Evolutionary History of Plants - Mechanisms and Players in Evolution of Plant Form

Mechanisms and Players in Evolution of Plant Form

While environmental factors are significantly responsible for evolutionary change, they act merely as agents for natural selection. Change is inherently brought about via phenomena at the genetic level - mutations, chromosomal rearrangements and epigenetic changes. While the general types of mutations hold true across the living world, in plants, some other mechanisms have been implicated as highly significant.

Genome doubling is a relatively common occurrence in plant evolution and results in polyploidy, which is consequently a common feature in plants. It is believed that at least half (and probably all) plants have seen genome doubling in their history. Genome doubling entails gene duplication, thus generating functional redundancy in most genes. The duplicated genes may attain new function, either by changes in expression pattern or changes in activity. Polyploidy and gene duplication are believed to be among the most powerful forces in evolution of plant form; though it is not known why genome doubling is such a frequent process in plants. One probable reason is the production of large amounts of secondary metabolites in plant cells. Some of them might interfere in the normal process of chromosomal segregation, causing genome duplication.

In recent times, plants have been shown to possess significant microRNA families, which are conserved across many plant lineages. In comparison to animals, while the number of plant miRNA families are lesser than animals, the size of each family is much larger. The miRNA genes are also much more spread out in the genome than those in animals, where they are more clustered. It has been proposed that these miRNA families have expanded by duplications of chromosomal regions. Many miRNA genes involved in regulation of plant development have been found to be quite conserved between plants studied.

Domestication of plants like maize, rice, barley, wheat etc. has also been a significant driving force in their evolution. Some studies have tried to look at the origins of the maize plant and it turns out that maize is a domesticated derivative of a wild plant from Mexico called teosinte. Teosinte belongs to the genus Zea, just as maize, but bears very small inflorescence, 5-10 hard cobs and a highly branched and spread out stem.

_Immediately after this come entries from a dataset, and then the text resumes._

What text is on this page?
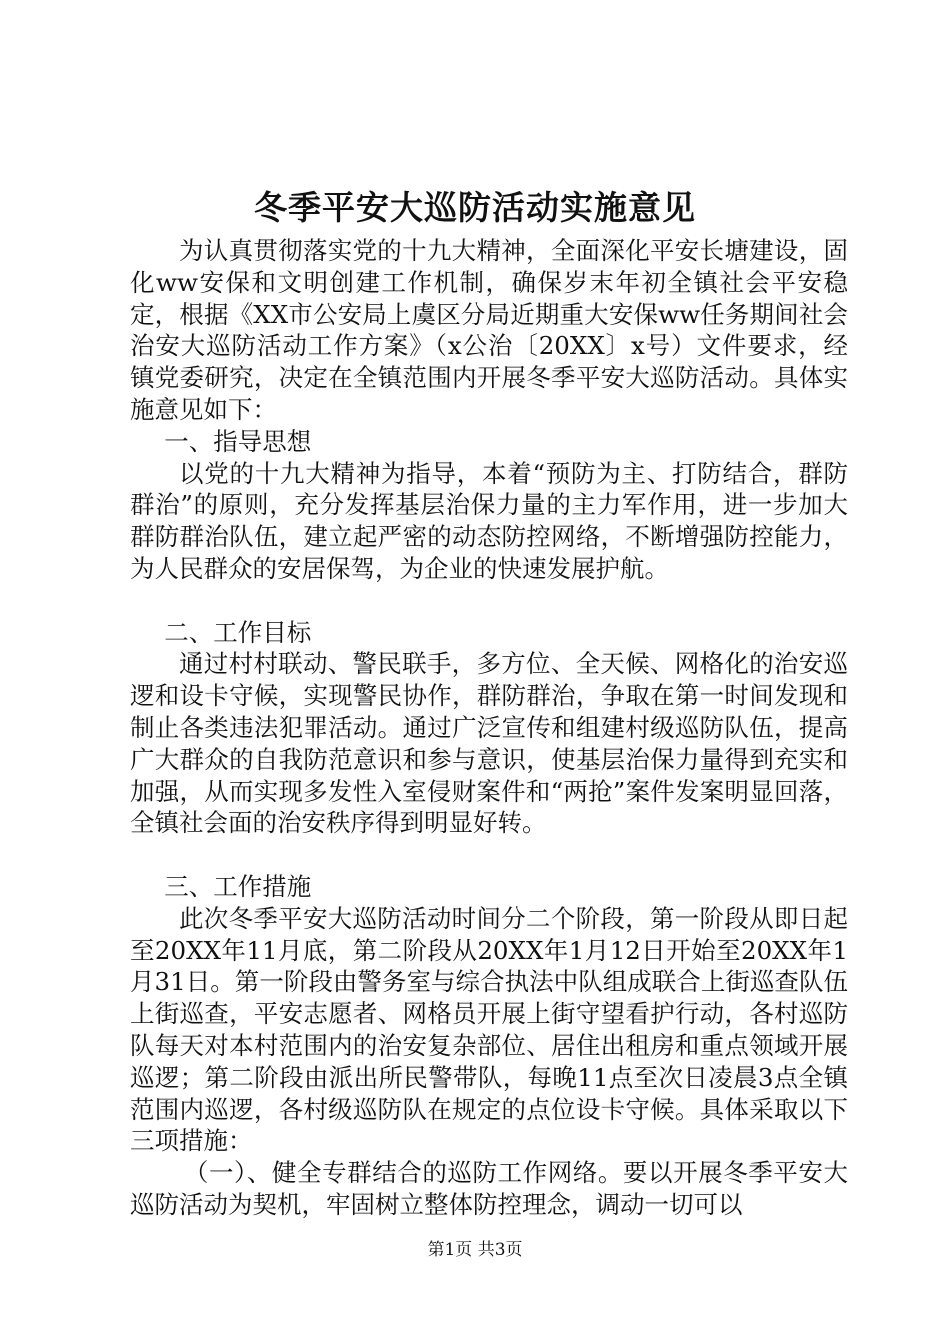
冬季平安大巡防活动实施意见

为认真贯彻落实党的十九大精神，全面深化平安长塘建设，固化ww安保和文明创建工作机制，确保岁末年初全镇社会平安稳定，根据《XX市公安局上虞区分局近期重大安保ww任务期间社会治安大巡防活动工作方案》（x公治〔20XX〕x号）文件要求，经镇党委研究，决定在全镇范围内开展冬季平安大巡防活动。具体实施意见如下：

一、指导思想

以党的十九大精神为指导，本着“预防为主、打防结合，群防群治”的原则，充分发挥基层治保力量的主力军作用，进一步加大群防群治队伍，建立起严密的动态防控网络，不断增强防控能力，为人民群众的安居保驾，为企业的快速发展护航。

二、工作目标

通过村村联动、警民联手，多方位、全天候、网格化的治安巡逻和设卡守候，实现警民协作，群防群治，争取在第一时间发现和制止各类违法犯罪活动。通过广泛宣传和组建村级巡防队伍，提高广大群众的自我防范意识和参与意识，使基层治保力量得到充实和加强，从而实现多发性入室侵财案件和“两抢”案件发案明显回落，全镇社会面的治安秩序得到明显好转。

三、工作措施

此次冬季平安大巡防活动时间分二个阶段，第一阶段从即日起至20XX年11月底，第二阶段从20XX年1月12日开始至20XX年1月31日。第一阶段由警务室与综合执法中队组成联合上街巡查队伍上街巡查，平安志愿者、网格员开展上街守望看护行动，各村巡防队每天对本村范围内的治安复杂部位、居住出租房和重点领域开展巡逻；第二阶段由派出所民警带队，每晚11点至次日凌晨3点全镇范围内巡逻，各村级巡防队在规定的点位设卡守候。具体采取以下三项措施：

（一）、健全专群结合的巡防工作网络。要以开展冬季平安大巡防活动为契机，牢固树立整体防控理念，调动一切可以

第1页 共3页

Interestingly, crosses between a particular teosinte variety and maize yields fertile offspring that are intermediate in phenotype between maize and teosinte. QTL analysis has also revealed some loci that, when mutated in maize, yield a teosinte-like stem or teosinte-like cobs. Molecular clock analysis of these genes estimates their origins to some 9,000 years ago, well in accordance with other records of maize domestication. It is believed that a small group of farmers must have selected some maize-like natural mutant of teosinte some 9,000 years ago in Mexico, and subjected it to continuous selection to yield the familiar maize plant of today.

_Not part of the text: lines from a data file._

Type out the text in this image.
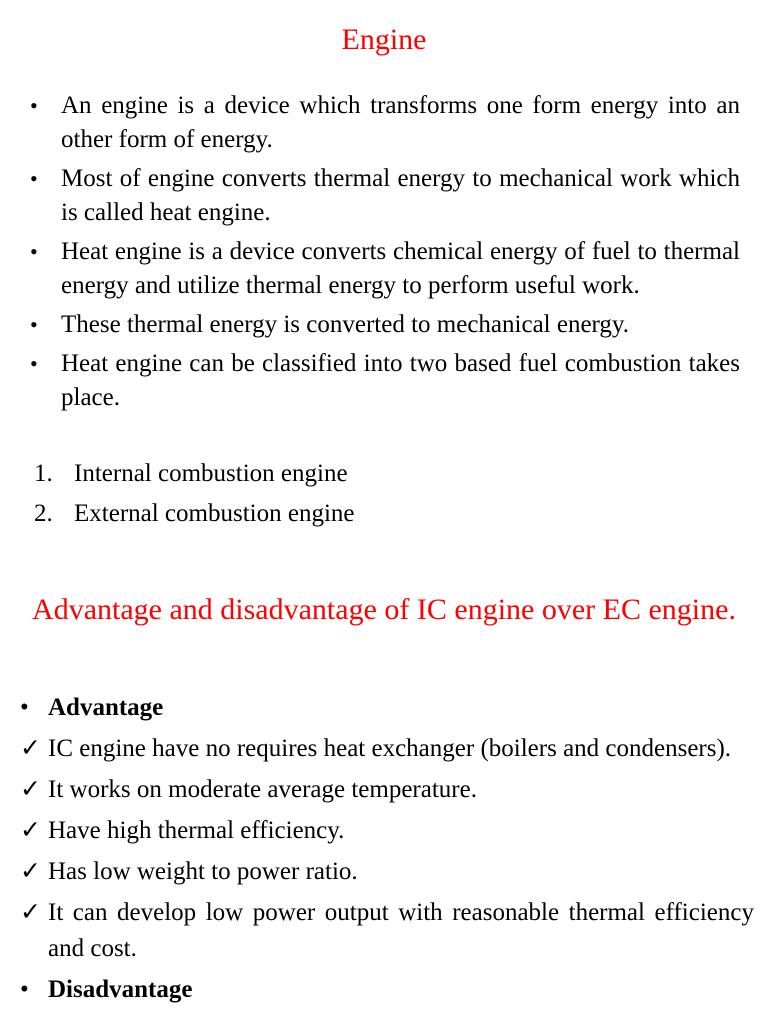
Engine
• An engine is a device which transforms one form energy into an other form of energy.
• Most of engine converts thermal energy to mechanical work which is called heat engine.
• Heat engine is a device converts chemical energy of fuel to thermal energy and utilize thermal energy to perform useful work.
• These thermal energy is converted to mechanical energy.
• Heat engine can be classified into two based fuel combustion takes place.
1. Internal combustion engine
2. External combustion engine
Advantage and disadvantage of IC engine over EC engine.
• Advantage
✓ IC engine have no requires heat exchanger (boilers and condensers).
✓ It works on moderate average temperature.
✓ Have high thermal efficiency.
✓ Has low weight to power ratio.
✓ It can develop low power output with reasonable thermal efficiency and cost.
• Disadvantage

Another interesting case is that of cauliflower. The edible cauliflower is a domesticated version of the wild plant Brassica oleracea, which does not possess the dense undifferentiated inflorescence, called the curd, that cauliflower possesses.

Wikispecies has information related to: Brassicaceae

Cauliflower possesses a single mutation in a gene called CAL, controlling meristem differentiation into inflorescence. This causes the cells at the floral meristem to gain an undifferentiated identity and, instead of growing into a flower, they grow into a lump of undifferentiated cells. This mutation has been selected through domestication since at least the Greek empire.